I'm hoping that someone can see what I've done wrong in this circuit, (attached). It looks fine to me, but I haven't done any electronic design for some years and must be getting rusty. It monitors a 9V Ni-Cd battery - the top comparator should go high when the battery voltage is 7.2V or higher, and the bottom comparator should go high when the battery is at 6.0V or lower.
The comparators will be connected to the 'Set' and 'Reset' inputs of a 4013, with the 'Q' output switching a P-channel MOSFET via NPN transistor to switch the battery voltage on or off to the following circuitry.
I could have gone with a single comparator with hysteresis, but this should give more accurate results. (Should)
I've built the circuit on a breadboard, exactly following my schematic. The transistors/LEds are temporary, for diagnosis, and will not be in the final circuit.
Instead of clean switching, I'm getting a slow response, with the LEDs gradually getting brighter/dimmer over about 0.2V of input voltage variation. An LTSpice simulation gives me fast switching, but the actual circuit doesn't.

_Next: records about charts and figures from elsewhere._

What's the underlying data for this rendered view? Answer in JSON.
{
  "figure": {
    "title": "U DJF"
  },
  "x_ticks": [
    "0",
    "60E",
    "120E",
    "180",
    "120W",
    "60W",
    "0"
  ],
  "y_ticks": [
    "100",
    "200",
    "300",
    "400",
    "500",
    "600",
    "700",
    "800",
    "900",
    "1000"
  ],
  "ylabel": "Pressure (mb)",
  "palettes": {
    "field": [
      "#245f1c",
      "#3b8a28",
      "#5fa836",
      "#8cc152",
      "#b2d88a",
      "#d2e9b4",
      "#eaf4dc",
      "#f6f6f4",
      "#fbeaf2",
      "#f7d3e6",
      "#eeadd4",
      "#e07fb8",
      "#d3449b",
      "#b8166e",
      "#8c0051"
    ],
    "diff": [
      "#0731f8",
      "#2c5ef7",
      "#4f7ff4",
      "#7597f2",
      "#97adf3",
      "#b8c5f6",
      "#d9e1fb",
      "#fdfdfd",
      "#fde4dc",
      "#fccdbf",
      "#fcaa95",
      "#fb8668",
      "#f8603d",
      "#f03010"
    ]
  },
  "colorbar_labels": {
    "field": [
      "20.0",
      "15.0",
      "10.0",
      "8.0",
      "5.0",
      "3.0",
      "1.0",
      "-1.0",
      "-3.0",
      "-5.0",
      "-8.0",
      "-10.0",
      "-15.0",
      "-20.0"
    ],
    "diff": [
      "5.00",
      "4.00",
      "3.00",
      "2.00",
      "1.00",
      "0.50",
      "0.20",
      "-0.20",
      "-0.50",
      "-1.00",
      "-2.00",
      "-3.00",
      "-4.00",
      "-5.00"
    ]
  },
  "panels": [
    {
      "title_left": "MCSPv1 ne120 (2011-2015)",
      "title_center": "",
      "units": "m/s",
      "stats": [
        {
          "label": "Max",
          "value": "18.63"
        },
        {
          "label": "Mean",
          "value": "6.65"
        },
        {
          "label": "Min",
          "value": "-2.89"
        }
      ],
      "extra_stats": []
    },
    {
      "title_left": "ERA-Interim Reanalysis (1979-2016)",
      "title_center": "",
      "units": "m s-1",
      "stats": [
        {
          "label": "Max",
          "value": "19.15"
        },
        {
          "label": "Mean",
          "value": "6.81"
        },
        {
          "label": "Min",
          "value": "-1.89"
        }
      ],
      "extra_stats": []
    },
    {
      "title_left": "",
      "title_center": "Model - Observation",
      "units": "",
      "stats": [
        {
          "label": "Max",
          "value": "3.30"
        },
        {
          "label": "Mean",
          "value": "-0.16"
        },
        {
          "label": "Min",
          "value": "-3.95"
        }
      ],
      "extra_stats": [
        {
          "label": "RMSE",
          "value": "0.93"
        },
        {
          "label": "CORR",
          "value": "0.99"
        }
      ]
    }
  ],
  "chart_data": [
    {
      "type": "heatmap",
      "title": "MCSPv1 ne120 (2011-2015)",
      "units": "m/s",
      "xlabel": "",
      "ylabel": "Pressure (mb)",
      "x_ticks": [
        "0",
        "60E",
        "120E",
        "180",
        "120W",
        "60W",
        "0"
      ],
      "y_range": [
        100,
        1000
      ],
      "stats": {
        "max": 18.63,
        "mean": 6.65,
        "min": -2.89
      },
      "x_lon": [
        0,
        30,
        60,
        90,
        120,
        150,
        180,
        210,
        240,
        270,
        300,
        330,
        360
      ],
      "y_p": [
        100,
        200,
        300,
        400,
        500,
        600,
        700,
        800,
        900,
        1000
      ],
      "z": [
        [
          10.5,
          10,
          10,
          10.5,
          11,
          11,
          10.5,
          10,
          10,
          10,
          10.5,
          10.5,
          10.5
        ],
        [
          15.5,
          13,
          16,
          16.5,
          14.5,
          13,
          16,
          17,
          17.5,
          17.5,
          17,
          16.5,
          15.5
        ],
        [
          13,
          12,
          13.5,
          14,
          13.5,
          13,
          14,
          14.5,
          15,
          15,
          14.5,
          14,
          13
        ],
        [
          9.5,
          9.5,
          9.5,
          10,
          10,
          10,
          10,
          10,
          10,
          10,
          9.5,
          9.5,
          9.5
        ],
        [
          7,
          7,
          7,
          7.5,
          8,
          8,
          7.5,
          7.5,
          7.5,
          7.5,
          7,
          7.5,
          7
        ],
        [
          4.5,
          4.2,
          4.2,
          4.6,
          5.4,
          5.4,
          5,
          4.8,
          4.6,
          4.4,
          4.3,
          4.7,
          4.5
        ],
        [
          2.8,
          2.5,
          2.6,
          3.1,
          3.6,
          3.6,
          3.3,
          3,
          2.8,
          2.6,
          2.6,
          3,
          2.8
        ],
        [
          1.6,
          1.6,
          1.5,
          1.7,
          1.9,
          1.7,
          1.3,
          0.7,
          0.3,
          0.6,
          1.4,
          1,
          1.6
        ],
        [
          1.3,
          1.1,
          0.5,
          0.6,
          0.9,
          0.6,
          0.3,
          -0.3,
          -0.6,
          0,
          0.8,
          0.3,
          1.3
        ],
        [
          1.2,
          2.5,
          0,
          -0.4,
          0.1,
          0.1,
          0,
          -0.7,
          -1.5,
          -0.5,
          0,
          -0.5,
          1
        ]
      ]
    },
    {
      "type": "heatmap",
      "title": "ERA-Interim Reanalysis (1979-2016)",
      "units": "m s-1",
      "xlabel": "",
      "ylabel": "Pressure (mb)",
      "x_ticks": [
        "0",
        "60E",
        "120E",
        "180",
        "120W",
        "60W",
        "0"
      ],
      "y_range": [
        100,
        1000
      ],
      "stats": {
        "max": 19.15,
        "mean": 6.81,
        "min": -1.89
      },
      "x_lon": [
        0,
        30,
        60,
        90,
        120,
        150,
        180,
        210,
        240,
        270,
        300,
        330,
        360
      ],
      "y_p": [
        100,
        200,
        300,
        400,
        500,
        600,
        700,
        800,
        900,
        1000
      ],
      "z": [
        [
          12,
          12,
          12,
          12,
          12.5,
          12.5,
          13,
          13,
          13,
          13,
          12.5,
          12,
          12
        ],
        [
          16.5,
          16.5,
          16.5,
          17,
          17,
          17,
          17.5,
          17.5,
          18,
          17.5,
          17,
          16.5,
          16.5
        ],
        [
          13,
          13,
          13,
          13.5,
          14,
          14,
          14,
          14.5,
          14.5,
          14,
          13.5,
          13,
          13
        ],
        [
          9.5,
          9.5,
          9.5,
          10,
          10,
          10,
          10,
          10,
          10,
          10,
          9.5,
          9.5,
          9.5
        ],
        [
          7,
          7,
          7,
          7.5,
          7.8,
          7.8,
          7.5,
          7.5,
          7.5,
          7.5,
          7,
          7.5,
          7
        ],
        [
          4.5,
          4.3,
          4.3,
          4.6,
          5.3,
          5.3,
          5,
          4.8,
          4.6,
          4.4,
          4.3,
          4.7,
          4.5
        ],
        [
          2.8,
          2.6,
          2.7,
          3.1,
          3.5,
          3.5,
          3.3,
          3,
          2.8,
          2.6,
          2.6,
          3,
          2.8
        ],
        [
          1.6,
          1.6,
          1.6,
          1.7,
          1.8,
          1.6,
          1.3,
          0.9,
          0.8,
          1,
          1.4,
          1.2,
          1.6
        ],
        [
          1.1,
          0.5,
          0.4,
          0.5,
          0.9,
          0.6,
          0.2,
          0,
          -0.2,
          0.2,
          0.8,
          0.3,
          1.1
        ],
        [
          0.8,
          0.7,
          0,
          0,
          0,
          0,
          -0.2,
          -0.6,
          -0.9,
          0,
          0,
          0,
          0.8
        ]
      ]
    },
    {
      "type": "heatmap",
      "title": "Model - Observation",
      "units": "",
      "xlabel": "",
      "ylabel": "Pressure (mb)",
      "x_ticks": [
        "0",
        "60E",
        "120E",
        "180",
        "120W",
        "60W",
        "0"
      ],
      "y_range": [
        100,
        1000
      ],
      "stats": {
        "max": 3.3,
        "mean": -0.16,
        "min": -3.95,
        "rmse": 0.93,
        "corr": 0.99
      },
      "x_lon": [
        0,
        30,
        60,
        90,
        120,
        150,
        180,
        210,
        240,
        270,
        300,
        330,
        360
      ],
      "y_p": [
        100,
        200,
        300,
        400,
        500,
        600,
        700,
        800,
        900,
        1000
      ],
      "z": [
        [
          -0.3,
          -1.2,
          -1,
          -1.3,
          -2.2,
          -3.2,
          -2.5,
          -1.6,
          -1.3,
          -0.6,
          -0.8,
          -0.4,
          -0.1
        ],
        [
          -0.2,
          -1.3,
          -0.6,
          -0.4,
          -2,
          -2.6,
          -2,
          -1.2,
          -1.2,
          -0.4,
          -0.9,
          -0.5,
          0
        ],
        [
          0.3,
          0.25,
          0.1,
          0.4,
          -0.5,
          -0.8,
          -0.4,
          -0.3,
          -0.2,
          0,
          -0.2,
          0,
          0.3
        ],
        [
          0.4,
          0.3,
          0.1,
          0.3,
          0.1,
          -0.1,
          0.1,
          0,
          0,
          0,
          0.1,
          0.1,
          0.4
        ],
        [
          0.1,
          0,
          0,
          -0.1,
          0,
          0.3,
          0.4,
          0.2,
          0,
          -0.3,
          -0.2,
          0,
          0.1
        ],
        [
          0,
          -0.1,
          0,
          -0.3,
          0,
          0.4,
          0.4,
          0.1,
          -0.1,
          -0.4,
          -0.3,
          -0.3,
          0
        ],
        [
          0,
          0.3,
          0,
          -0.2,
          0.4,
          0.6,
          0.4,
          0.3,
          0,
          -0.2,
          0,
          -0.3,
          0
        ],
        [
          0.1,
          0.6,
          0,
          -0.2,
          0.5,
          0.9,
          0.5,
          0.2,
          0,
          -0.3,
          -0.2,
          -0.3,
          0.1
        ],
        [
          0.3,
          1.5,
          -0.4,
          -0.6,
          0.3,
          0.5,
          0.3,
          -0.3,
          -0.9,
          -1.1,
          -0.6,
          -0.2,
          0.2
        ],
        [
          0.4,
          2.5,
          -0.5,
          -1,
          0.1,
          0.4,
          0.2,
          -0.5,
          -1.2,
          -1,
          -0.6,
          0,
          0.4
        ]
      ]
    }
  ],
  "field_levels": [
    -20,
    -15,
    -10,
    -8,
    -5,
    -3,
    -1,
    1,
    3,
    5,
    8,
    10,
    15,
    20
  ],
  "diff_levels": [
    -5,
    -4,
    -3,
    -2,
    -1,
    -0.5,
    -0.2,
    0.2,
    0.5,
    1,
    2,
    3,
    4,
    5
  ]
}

Is this likely to be caused by the breadboard, and a problem that will disappear when I make a final PCB, or should I make some changes? (Maybe adding a little hysteresis to both comparators)
Any insights much appreciated. I haven't done any circuit design for many years, but thought this would be simple.....
(This is my first post here, by the way. A great forum, from what I've seen so far.)